To feel just, not because you’re supposed to, not because you want to, just because: you do.
I watch children in moments of joy quite often, I’m lucky to be surrounded by lots of wonderful parents and their beautiful kids. For a toddler, joy can come from a great friend, a great game, a wonderful discovery. Joy can come from learning how to do soemthing new, from discovering a rhyme, from finding something funny. Joy can come from the sip of a delicious smoothie, from a bowl of berries, from a perfectly spotted leaf. Or in Bo’s case in the above picture, joy can come from watching a kite take flight for the very first time.

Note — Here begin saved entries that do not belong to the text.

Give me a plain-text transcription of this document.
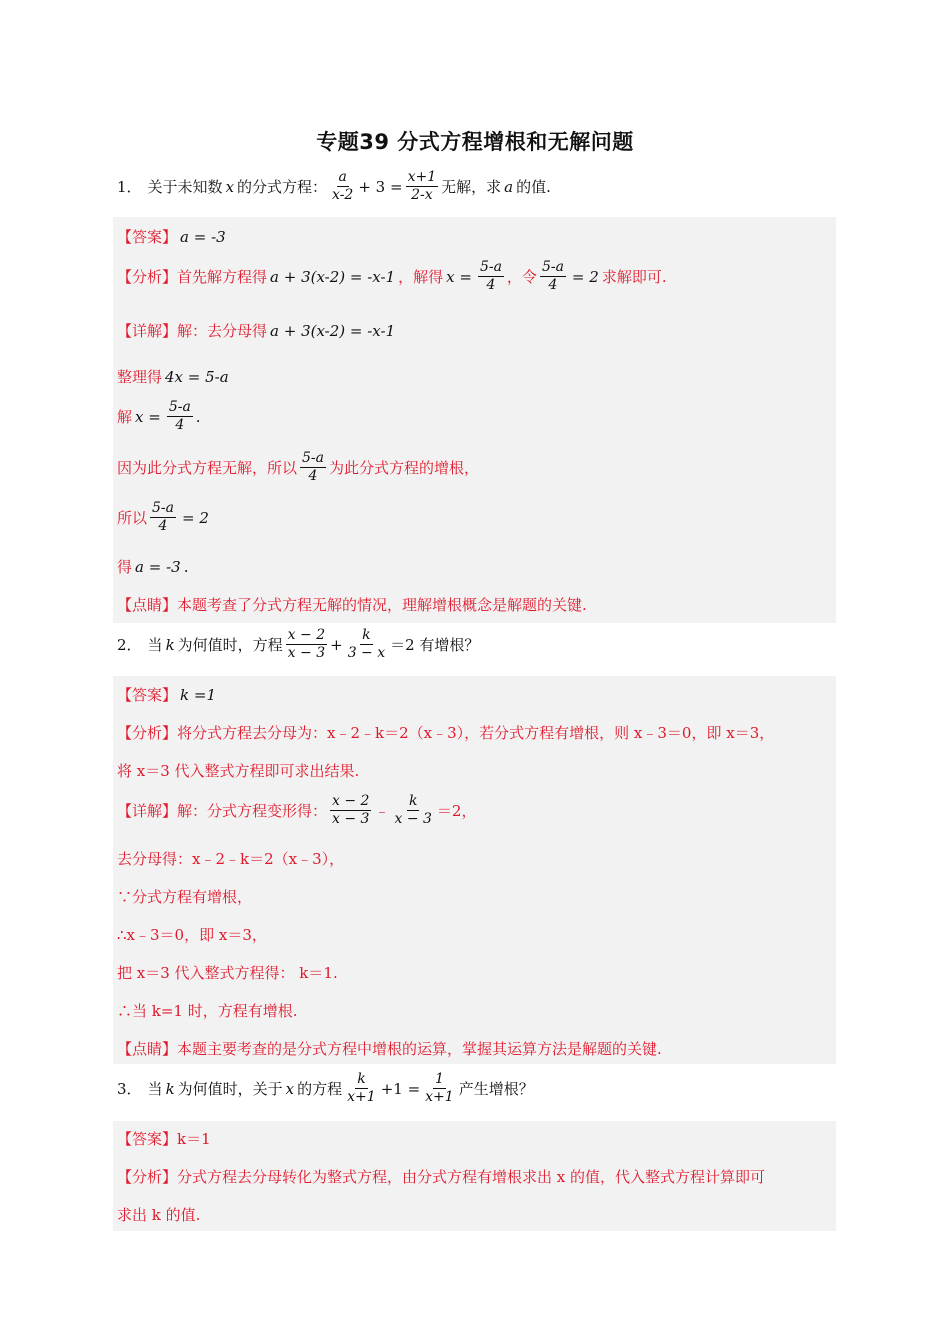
专题39 分式方程增根和无解问题
1． 关于未知数 x 的分式方程： $\frac{a}{x-2} + 3 = \frac{x+1}{2-x}$ 无解，求 a 的值.
【答案】 a = -3
【分析】 首先解方程得 a + 3(x-2) = -x-1 ，解得 $x = \frac{5-a}{4}$ ，令 $\frac{5-a}{4} = 2$ 求解即可.
【详解】 解：去分母得 a + 3(x-2) = -x-1
整理得 4x = 5-a
解 $x = \frac{5-a}{4}$ .
因为此分式方程无解，所以 $\frac{5-a}{4}$ 为此分式方程的增根，
所以 $\frac{5-a}{4} = 2$
得 a = -3 .
【点睛】 本题考查了分式方程无解的情况，理解增根概念是解题的关键.
2． 当 k 为何值时，方程 $\frac{x - 2}{x - 3} + \frac{k}{3 - x} =2$ 有增根？
【答案】 k =1
【分析】 将分式方程去分母为：x﹣2﹣k＝2（x﹣3），若分式方程有增根，则 x﹣3＝0，即 x＝3，
将 x＝3 代入整式方程即可求出结果.
【详解】 解：分式方程变形得： $\frac{x - 2}{x - 3}$ ﹣ $\frac{k}{x - 3} =2$，
去分母得：x﹣2﹣k＝2（x﹣3），
∵分式方程有增根，
∴x﹣3＝0，即 x＝3，
把 x＝3 代入整式方程得： k＝1.
∴当 k=1 时，方程有增根.
【点睛】 本题主要考查的是分式方程中增根的运算，掌握其运算方法是解题的关键.
3． 当 k 为何值时，关于 x 的方程 $\frac{k}{x+1} +1 = \frac{1}{x+1}$ 产生增根？
【答案】 k＝1
【分析】 分式方程去分母转化为整式方程，由分式方程有增根求出 x 的值，代入整式方程计算即可
求出 k 的值.
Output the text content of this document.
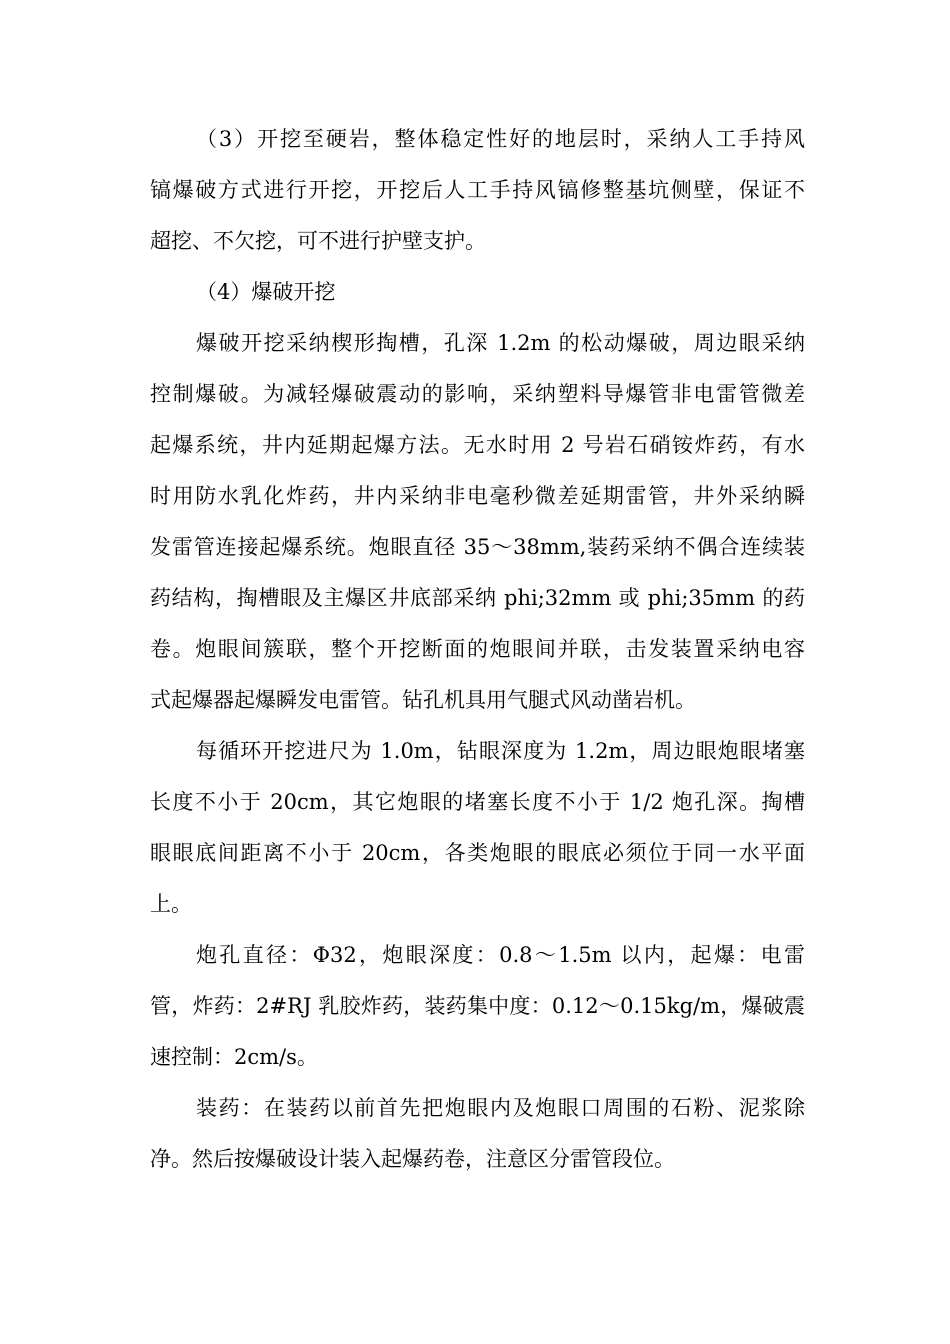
（3）开挖至硬岩，整体稳定性好的地层时，采纳人工手持风
镐爆破方式进行开挖，开挖后人工手持风镐修整基坑侧壁，保证不
超挖、不欠挖，可不进行护壁支护。
（4）爆破开挖
爆破开挖采纳楔形掏槽，孔深 1.2m 的松动爆破，周边眼采纳
控制爆破。为减轻爆破震动的影响，采纳塑料导爆管非电雷管微差
起爆系统，井内延期起爆方法。无水时用 2 号岩石硝铵炸药，有水
时用防水乳化炸药，井内采纳非电毫秒微差延期雷管，井外采纳瞬
发雷管连接起爆系统。炮眼直径 35～38mm,装药采纳不偶合连续装
药结构，掏槽眼及主爆区井底部采纳 phi;32mm 或 phi;35mm 的药
卷。炮眼间簇联，整个开挖断面的炮眼间并联，击发装置采纳电容
式起爆器起爆瞬发电雷管。钻孔机具用气腿式风动凿岩机。
每循环开挖进尺为 1.0m，钻眼深度为 1.2m，周边眼炮眼堵塞
长度不小于 20cm，其它炮眼的堵塞长度不小于 1/2 炮孔深。掏槽
眼眼底间距离不小于 20cm，各类炮眼的眼底必须位于同一水平面
上。
炮孔直径：Φ32，炮眼深度：0.8～1.5m 以内，起爆：电雷
管，炸药：2#RJ 乳胶炸药，装药集中度：0.12～0.15kg/m，爆破震
速控制：2cm/s。
装药：在装药以前首先把炮眼内及炮眼口周围的石粉、泥浆除
净。然后按爆破设计装入起爆药卷，注意区分雷管段位。
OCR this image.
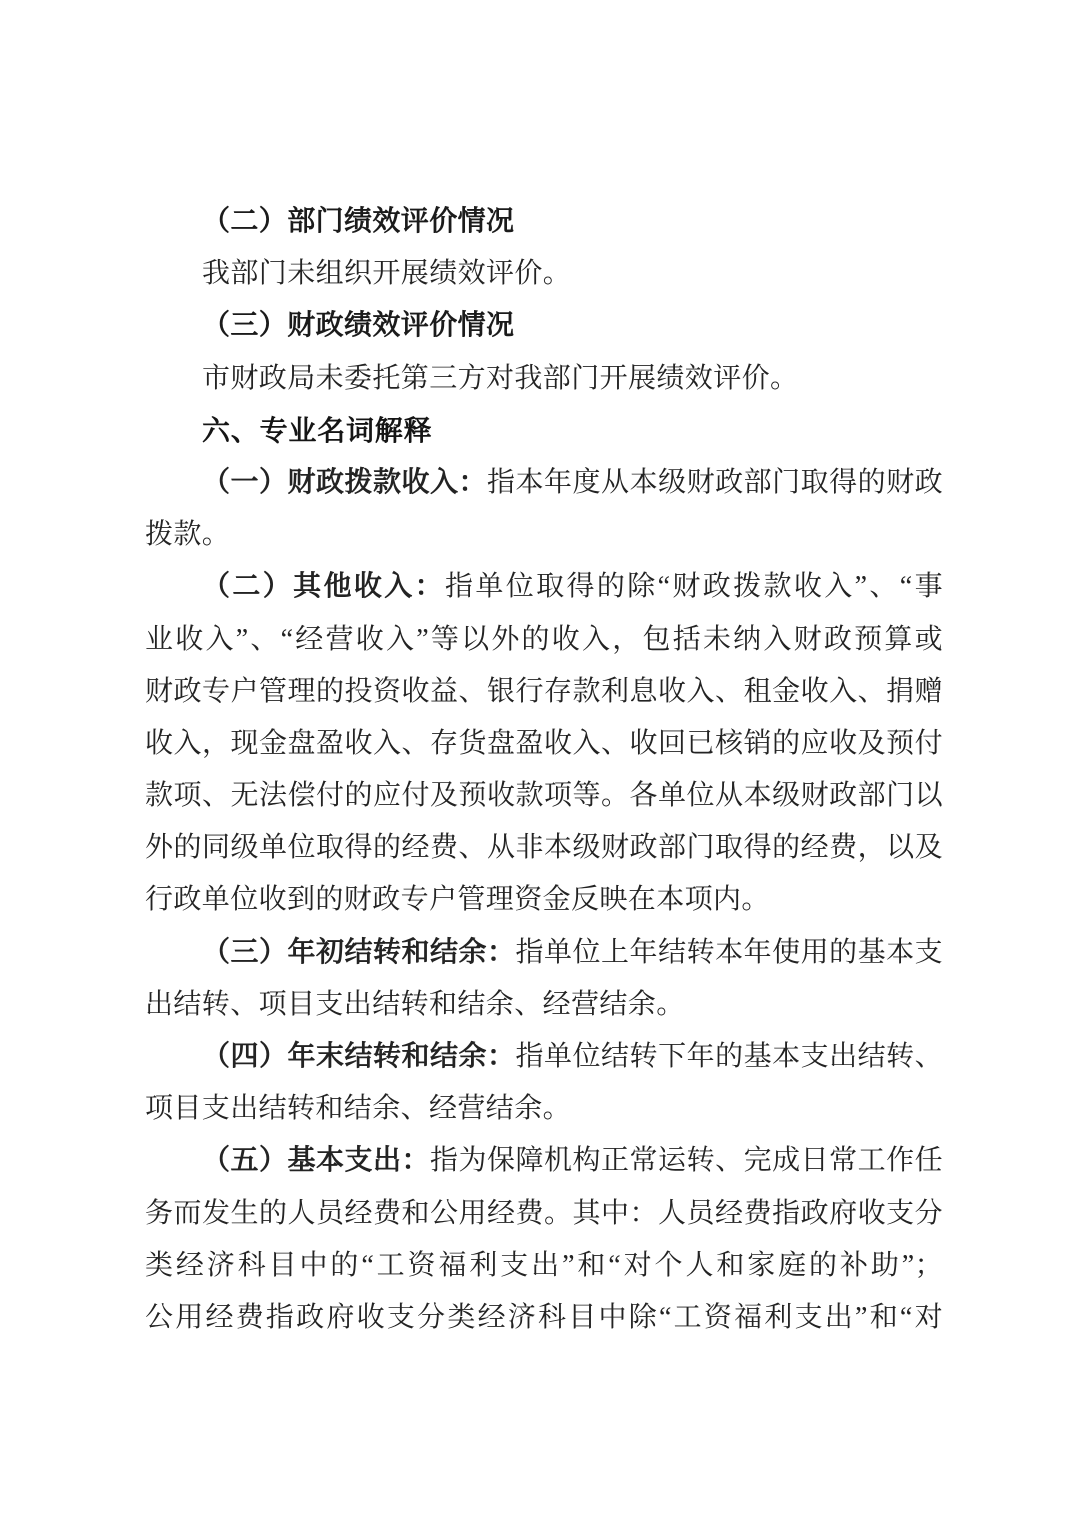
（二）部门绩效评价情况
我部门未组织开展绩效评价。
（三）财政绩效评价情况
市财政局未委托第三方对我部门开展绩效评价。
六、专业名词解释
（一）财政拨款收入：指本年度从本级财政部门取得的财政
拨款。
（二）其他收入：指单位取得的除“财政拨款收入”、“事
业收入”、“经营收入”等以外的收入，包括未纳入财政预算或
财政专户管理的投资收益、银行存款利息收入、租金收入、捐赠
收入，现金盘盈收入、存货盘盈收入、收回已核销的应收及预付
款项、无法偿付的应付及预收款项等。各单位从本级财政部门以
外的同级单位取得的经费、从非本级财政部门取得的经费，以及
行政单位收到的财政专户管理资金反映在本项内。
（三）年初结转和结余：指单位上年结转本年使用的基本支
出结转、项目支出结转和结余、经营结余。
（四）年末结转和结余：指单位结转下年的基本支出结转、
项目支出结转和结余、经营结余。
（五）基本支出：指为保障机构正常运转、完成日常工作任
务而发生的人员经费和公用经费。其中：人员经费指政府收支分
类经济科目中的“工资福利支出”和“对个人和家庭的补助”；
公用经费指政府收支分类经济科目中除“工资福利支出”和“对
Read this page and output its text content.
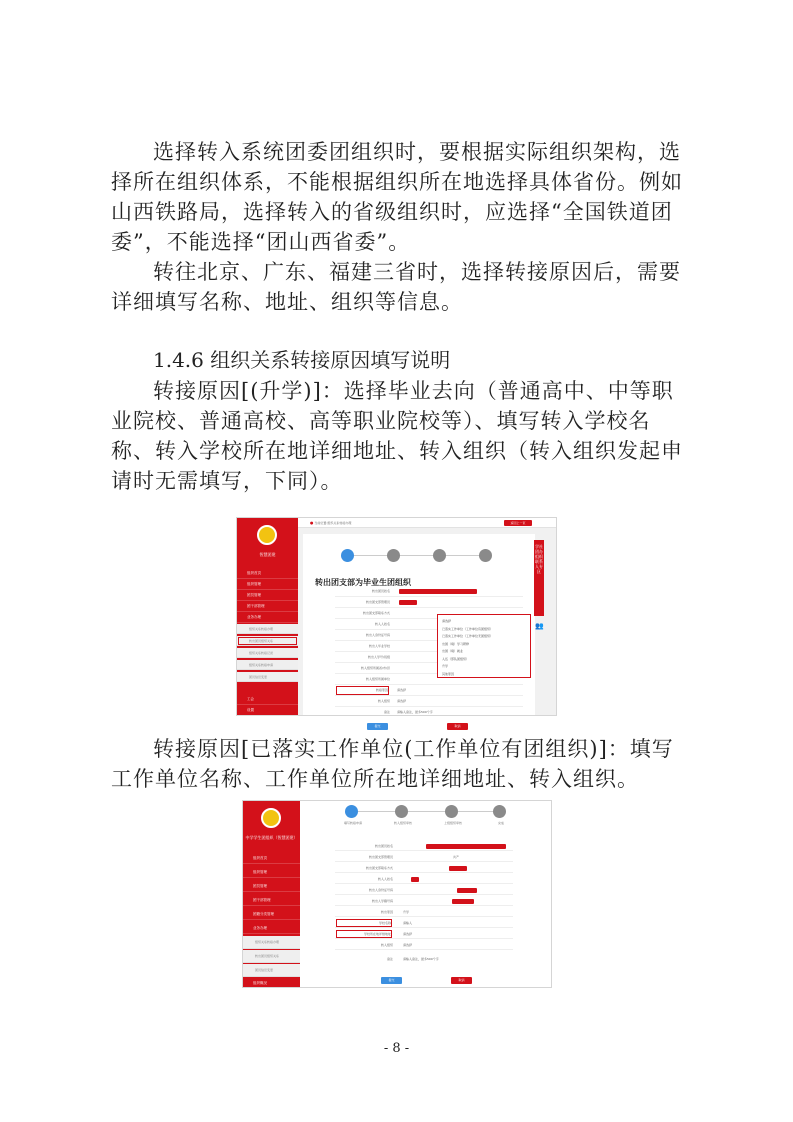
选择转入系统团委团组织时，要根据实际组织架构，选择所在组织体系，不能根据组织所在地选择具体省份。例如山西铁路局，选择转入的省级组织时，应选择“全国铁道团委”，不能选择“团山西省委”。

转往北京、广东、福建三省时，选择转接原因后，需要详细填写名称、地址、组织等信息。

1.4.6 组织关系转接原因填写说明

转接原因[(升学)]：选择毕业去向（普通高中、中等职业院校、普通高校、高等职业院校等）、填写转入学校名称、转入学校所在地详细地址、转入组织（转入组织发起申请时无需填写，下同）。

智慧团建
组织首页
组织管理
团员管理
团干部管理
业务办理
组织关系转接办理
转出团员组织关系
组织关系转接记录
组织关系转接申请
团员信息变更
工会
设置
⬤ 当前位置:组织关系转接办理	返回上一页
转出团支部为毕业生团组织
转出团员姓名
转出团支部管理员
转出团支部联系方式
转入人姓名
转出人身份证号码
转出人毕业学校
转出人学号/班级
转入组织所属省/市/县
转入组织所属单位
转接原因	请选择
转入组织 请选择
备注 请输入备注，最多500个字
请选择
已落实工作单位（工作单位有团组织）
已落实工作单位（工作单位无团组织）
出国（境）学习研修
出国（境）就业
入伍（部队团组织）
升学
其他原因
提交	取消
学社团办组织联系人专区
👥

转接原因[已落实工作单位(工作单位有团组织)]：填写工作单位名称、工作单位所在地详细地址、转入组织。

中学学生团组织（智慧团建）
组织首页
组织管理
团员管理
团干部管理
团籍分类管理
业务办理
组织关系转接办理
转出团员组织关系
团员信息变更
组织概况
填写转接申请	转入组织审核	上级组织审核	完成
转出团员姓名
转出团支部管理员	共产
转出团支部联系方式
转入人姓名
转出人身份证号码
转出人学籍号码
转出原因	升学
学校名称	请输入
学校所在地详细地址	请选择
转入组织	请选择
备注	请输入备注，最多500个字
提交	取消
- 8 -
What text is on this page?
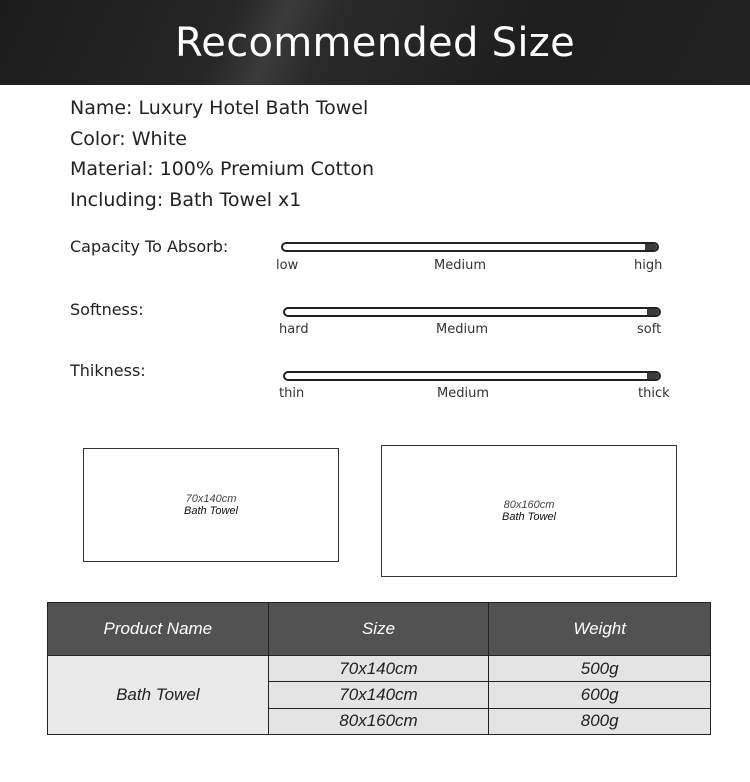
Recommended Size
Name: Luxury Hotel Bath Towel
Color: White
Material: 100% Premium Cotton
Including: Bath Towel x1
Capacity To Absorb:
low	Medium	high
Softness:
hard	Medium	soft
Thikness:
thin	Medium	thick
70x140cm
Bath Towel	80x160cm
Bath Towel
Product Name	Size	Weight
Bath Towel	70x140cm	500g
	70x140cm	600g
	80x160cm	800g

Somewhere along the way we lose it a little. We get too caught up in expectation and comparison. We get too caught up in the mundane that we forget that within that mundane, are moments that lend themselves to spectacular joy.
Sometimes your joy is the source of your smile… but what if your smile was infact the source of the joy? I have been rolling this idea around in my mouth a bit lately, speaking it out loud, wondering how it all works… and you know, it’s profound but it’s also pretty accurate. When you allow yourself to see the world through the eyes of a child (your own inner child perhaps), when you allow yourself to just smile… the joy bursts back in.
Simple moments are where the joy lives… maybe we’ve just been too busy to see them all along.